Siapa Peduli Kesehatan Mental Pekerja Migran?

Author

Siapa peduli kesehatan mental pekerja migran Indonesia (PMI)? Pemerintah atau seharusnya PMI sendiri? Tapi bagaimana caranya? Mengapa PMI penting deteksi dini kesehatan mentalnya? Upaya apa yang sudah dilakukan pemerintah? Dibandingkan persoalan prosedural penempatan di luar negeri, benarkah persoalan kesehatan mental luput dari perhatian? Warta Buruh Migran (WBM) kali ini akan berbagi mengulas tentang isu kesehatan mental PMI.

Sobat pekerja migran, masih ingat kisah Reni (23)? Reni adalah seorang Pekerja Migran Indonesia (PMI) asal Kabupaten Sukabumi yang dikabarkan mengalami gangguan kejiwaan ketika pulang ke tanah air pada 2018 lalu. Berdasarkan keterangan Lina Evelin, Sekretaris Dinas Tenaga Kerja dan Transmigrasi (Disnakertrans), Kabupaten Sukabumi, yang dilansir oleh Antara, Sabtu (4/8/2018), Reni diduga mendapat siksaan dari majikannya selama bekerja di Dubai, Uni Emirat Arab. Kasus ini baru terungkap setelah pengurus Desa Mekartanjung melaporkan dugaan penganiayaan terhadap Reni ke Balai Pelayanan Penempatan dan Perlindungan Tenaga Kerja Indonesia (BP3TKI) Jawa Barat (Jabar).

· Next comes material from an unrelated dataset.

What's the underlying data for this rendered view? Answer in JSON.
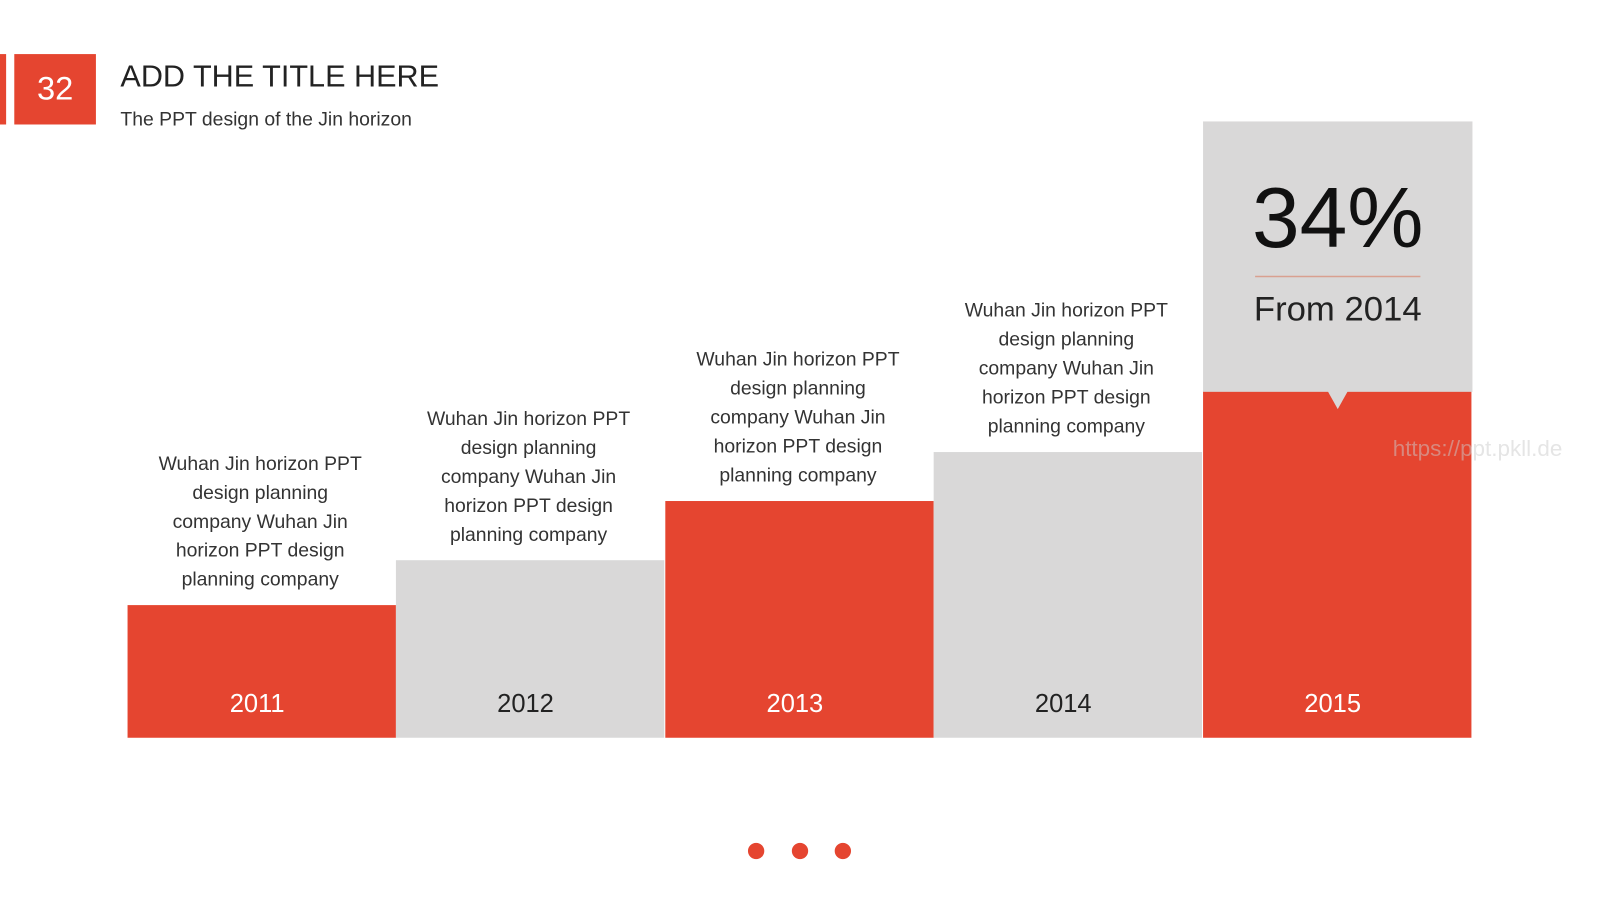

Pada Desember 2018 sampai Januari 2019, Pusat Sumber Daya Buruh Migran (PSDBM) melalui fans page Facebook @PSDBM mencoba mengulas kembali tentang pentingnya PMI memerhatikan kesehatan mental. Melalui ulasan tersebut, PSDBM juga menganalisa respon pembaca mayoritas PMI berdasarkan komentar mereka. Dari analisa data Facebook, ulasan tersebut telah menjangkau 18.608 orang dan 1.876 interaksi. Melalui kolom komentar, sejumlah PMI juga mengungkapkan tentang apa yang mereka alami.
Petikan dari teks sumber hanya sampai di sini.